Minggu, 28 Desember 2008

Menolak Kenaikan BBM,

Bhakti Eko Nugroho

Aktivis BEM FISIP UI

Kenaikan BBM telah pemerintah umumkan sejak akhir Mei 2008 lalu. Implikasi dan dampaknya bagi kehidupan masyarakat telah cukup terasa. Meski tidak terlampau signifikan, kenaikan harga-harga bahan pokok saat ini dapat disebut sebagai bentuk konsekuensi atas kebijakan kenaikan BBM. Implikasi lain yang dirasa cukup signifikan ialah keputusan menaikan tarif angkutan umum secara sepihak oleh pengemudi angkutan umum, meski Organda belum menetapkan kebijakan resmi. Keresahan rakyat atas kenaikan BBM dan harga-harga kini menjadi pembicaraan umum di tengah sesak bus kota, pasar, warung kopi, pangkalan minyak, dan tempat-tempat lain dimana rakyat yang telah putus asa bekerumun. Begitulah realitas empiris kehidupan masyarakat pascakebijakan kenaikan BBM sehingga memaksa kita berkesimpulan bahwa kebijakan kenaikan BBM tersebut anti-rakyat. Namun di lain situasi, dengan dalih mencegah ‘dis-peruntukan’ atas subsidi BBM, hingga hari ini pemerintah masih yakin bahwa kebijakan menaikan BBM adalah upaya melawan kemiskinan itu sendiri.
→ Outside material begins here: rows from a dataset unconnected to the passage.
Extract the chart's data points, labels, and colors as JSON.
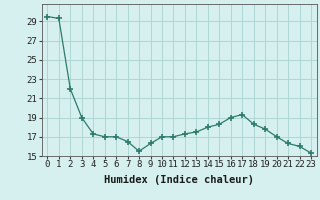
{
  "x": [
    0,
    1,
    2,
    3,
    4,
    5,
    6,
    7,
    8,
    9,
    10,
    11,
    12,
    13,
    14,
    15,
    16,
    17,
    18,
    19,
    20,
    21,
    22,
    23
  ],
  "y": [
    29.5,
    29.3,
    22.0,
    19.0,
    17.3,
    17.0,
    17.0,
    16.5,
    15.5,
    16.3,
    17.0,
    17.0,
    17.3,
    17.5,
    18.0,
    18.3,
    19.0,
    19.3,
    18.3,
    17.8,
    17.0,
    16.3,
    16.0,
    15.3
  ],
  "xlabel": "Humidex (Indice chaleur)",
  "ylim": [
    15,
    30
  ],
  "xlim_min": -0.5,
  "xlim_max": 23.5,
  "yticks": [
    15,
    17,
    19,
    21,
    23,
    25,
    27,
    29
  ],
  "xticks": [
    0,
    1,
    2,
    3,
    4,
    5,
    6,
    7,
    8,
    9,
    10,
    11,
    12,
    13,
    14,
    15,
    16,
    17,
    18,
    19,
    20,
    21,
    22,
    23
  ],
  "line_color": "#2d7b6b",
  "marker_color": "#2d7b6b",
  "bg_color": "#d6f0ef",
  "grid_color": "#a8d4d0",
  "tick_label_fontsize": 6.5,
  "xlabel_fontsize": 7.5
}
Revrisond Baswir mengatakan bahwa persoalan naiknya harga bahan bakar minyak bukan sekadar tidak adanya keberpihakan pemerintah pada rakyat, tetapi merupakan kemenangan neoliberalisme. Agenda neoliberalisme tidak pernah hilang. Bahkan, telah merasuk dan menanamkan pengaruhnya yang kuat pada orang yang punya akses terhadap pengambil keputusan di Indonesia[1]. Hal sejalan juga disuarakan oleh KAU (Koalisi Anti Utang). Dalam situsnya KAU berpendapat bahwa kenaikan BBM bukanlah semata-mata persoalan ekonomi, tetapi lebih pada pelaksanaan agenda ekonomi neoliberalisme yang didorong oleh lembaga kreditor seperti Bank Dunia. Yaitu untuk meliberalisasi sektor Migas bagi beroperasinya perusahaan minyak asing dari sektor hulu hingga hilir di Indonesia[2].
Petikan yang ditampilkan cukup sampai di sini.